I still think it's a great thing. Even if Loaf likes to dimish it. Let's plaster a Confed logo on spaceship one's side and he'll probably like it.
 
I agree, Ed, space flights have been restricted to government (mainly US and Russia) funding and developing the concept of private companies organizing such flights is very important for the progress of space exploration.
 
Ok, ok, so it's not groundbreaking but I believe (although I'm not completly sure) that all of these competitors are running their vehicles at a mere fraction of the cost of a NASA shuttle.

They're also *completely* useless, whereas the shuttle is only *mostly* useless. :)

Seriously, I'd love to see private space missions - but throwing a guy up and back down isn't the way to get there.

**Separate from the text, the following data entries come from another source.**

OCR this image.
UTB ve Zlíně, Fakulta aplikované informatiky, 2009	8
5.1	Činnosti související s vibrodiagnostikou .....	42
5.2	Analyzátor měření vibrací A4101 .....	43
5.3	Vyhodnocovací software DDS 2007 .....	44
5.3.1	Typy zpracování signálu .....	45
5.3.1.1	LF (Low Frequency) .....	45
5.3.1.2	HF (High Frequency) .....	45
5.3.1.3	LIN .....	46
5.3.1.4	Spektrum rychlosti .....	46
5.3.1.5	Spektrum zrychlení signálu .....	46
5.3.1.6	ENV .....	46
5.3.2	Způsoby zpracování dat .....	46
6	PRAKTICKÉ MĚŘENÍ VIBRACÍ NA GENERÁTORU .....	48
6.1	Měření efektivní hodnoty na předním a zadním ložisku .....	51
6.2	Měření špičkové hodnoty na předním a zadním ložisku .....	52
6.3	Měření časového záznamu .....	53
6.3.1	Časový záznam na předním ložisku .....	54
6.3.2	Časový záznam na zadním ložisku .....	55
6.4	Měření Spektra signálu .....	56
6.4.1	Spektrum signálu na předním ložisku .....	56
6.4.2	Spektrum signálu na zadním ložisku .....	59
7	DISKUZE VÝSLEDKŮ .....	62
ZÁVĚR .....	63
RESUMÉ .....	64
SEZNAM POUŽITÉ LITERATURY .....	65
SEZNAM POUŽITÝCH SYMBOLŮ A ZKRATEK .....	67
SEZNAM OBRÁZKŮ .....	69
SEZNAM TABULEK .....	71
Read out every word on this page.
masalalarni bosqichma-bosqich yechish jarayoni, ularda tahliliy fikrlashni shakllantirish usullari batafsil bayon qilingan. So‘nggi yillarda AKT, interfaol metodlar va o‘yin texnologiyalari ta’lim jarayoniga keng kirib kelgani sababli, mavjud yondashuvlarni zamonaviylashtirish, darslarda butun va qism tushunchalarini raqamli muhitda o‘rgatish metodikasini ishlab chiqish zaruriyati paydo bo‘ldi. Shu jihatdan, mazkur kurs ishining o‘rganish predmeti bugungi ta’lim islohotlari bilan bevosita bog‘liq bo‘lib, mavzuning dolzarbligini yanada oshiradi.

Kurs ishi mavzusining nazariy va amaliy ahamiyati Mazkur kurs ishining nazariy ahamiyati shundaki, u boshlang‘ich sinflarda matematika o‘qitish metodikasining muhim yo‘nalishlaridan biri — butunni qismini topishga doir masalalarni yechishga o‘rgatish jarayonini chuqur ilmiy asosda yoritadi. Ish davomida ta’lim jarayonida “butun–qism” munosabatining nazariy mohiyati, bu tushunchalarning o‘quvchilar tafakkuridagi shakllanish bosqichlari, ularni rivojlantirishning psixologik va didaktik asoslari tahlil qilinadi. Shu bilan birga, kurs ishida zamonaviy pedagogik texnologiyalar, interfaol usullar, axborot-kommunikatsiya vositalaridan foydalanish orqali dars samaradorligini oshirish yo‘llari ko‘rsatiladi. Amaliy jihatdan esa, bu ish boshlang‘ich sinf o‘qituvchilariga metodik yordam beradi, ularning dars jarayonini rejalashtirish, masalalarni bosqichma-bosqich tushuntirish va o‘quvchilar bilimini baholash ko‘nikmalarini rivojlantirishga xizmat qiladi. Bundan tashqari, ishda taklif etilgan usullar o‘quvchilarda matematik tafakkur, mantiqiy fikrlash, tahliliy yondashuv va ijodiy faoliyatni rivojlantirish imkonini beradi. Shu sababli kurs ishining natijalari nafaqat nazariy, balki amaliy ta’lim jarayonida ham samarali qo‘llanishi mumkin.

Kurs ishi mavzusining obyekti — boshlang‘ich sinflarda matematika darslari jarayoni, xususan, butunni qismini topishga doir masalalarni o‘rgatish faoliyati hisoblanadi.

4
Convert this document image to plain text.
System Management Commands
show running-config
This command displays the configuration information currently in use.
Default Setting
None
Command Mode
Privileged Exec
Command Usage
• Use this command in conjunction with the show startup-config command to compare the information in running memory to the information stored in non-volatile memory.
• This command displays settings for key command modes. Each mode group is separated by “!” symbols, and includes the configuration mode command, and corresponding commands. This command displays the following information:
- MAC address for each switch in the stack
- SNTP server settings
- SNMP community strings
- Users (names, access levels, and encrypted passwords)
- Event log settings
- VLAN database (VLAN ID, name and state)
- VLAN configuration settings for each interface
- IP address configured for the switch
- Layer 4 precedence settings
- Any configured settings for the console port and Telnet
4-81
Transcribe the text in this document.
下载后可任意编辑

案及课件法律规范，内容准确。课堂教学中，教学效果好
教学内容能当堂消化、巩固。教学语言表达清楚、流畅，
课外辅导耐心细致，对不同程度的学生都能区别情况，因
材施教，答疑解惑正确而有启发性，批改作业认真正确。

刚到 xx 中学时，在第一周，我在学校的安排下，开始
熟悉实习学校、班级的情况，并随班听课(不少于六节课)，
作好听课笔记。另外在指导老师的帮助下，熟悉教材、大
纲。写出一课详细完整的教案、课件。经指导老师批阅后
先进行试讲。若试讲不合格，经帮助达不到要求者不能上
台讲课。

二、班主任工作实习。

We (well, Americans) advanced from suborbital to orbital *historically*, but there's no logical reason to do so forty years later.
 
CNN is holding a (yet another) stupid poll at their site:

"Is space travel safe enough for the general public yet?"
 
Well, it depends on what you want to define as useless...I can think of a lot of things in today's society that are really actually useless but because of the demand for them they go for high prices. Let's say low rider jeans for example...they're jeans just like any other pair on the market but because there is a demand for them they can be expensive. There's a demand to make cheap affordable trips to space available for the general public so although you may term the independent space projects useless...there is a demand and as such they are developing a means to satisfy this desire. If one of these private vessels can put a man in orbit at a fraction of the Shuttles cost I would say that is not a useless endeavour because Tito was willing to pay 35 million to go to space whereas these craft don't cost nearly that much...they could put several people in space for far less. The CEO of Virgin wants to do it for as cheap as $115,000 per person...now that's still a lot and all he's planning on doing is sending them up to like 65 miles or so but if one of these others make an effective and comparatively cheap vessel that can make orbit...the price may drop to soemthing affordable to the average person and thereby opening a huge market. I don't know, I'm just excited that some positive focus has been on the space outreach and it's doubly good that it comes from the private sector since if we leave it to the government and NASA (and this is NOT a knock on them it's just a statement) the "colonization" of space would take a great deal longer then if many of our massive corporations got involved. Private sector development has spurred growth in so many fields, look at the automobile industry look at how far we've come, the airplanes industry just barely over a 100 years old. I'm disappointed that although man has been to space closing in on 50 years how little we've come from our first expriments. I mean, we put a man on the moon but we still haven't developed beyond 1980ish space shuttles...let's get the private sector involved with some good old fashion capitalist competition involved and open this thing wide open. If the market was there we could have already had a station on the moon I feel...let's not wait for the government to do all the work for us, let's get these companies in there spurring growth. Just some random thoughts there.
 
Dude, paragraphs are your friend.

Or they should be, at least, if you're concerned about others actually being able to follow what you say.

(Anyone trying to be a smartass by taking it to the other extreme, and turning every single sentence or word into its own paragraph, will be given a one week vacation from the boards. Save the petty shit for someone else's bandwidth bill.)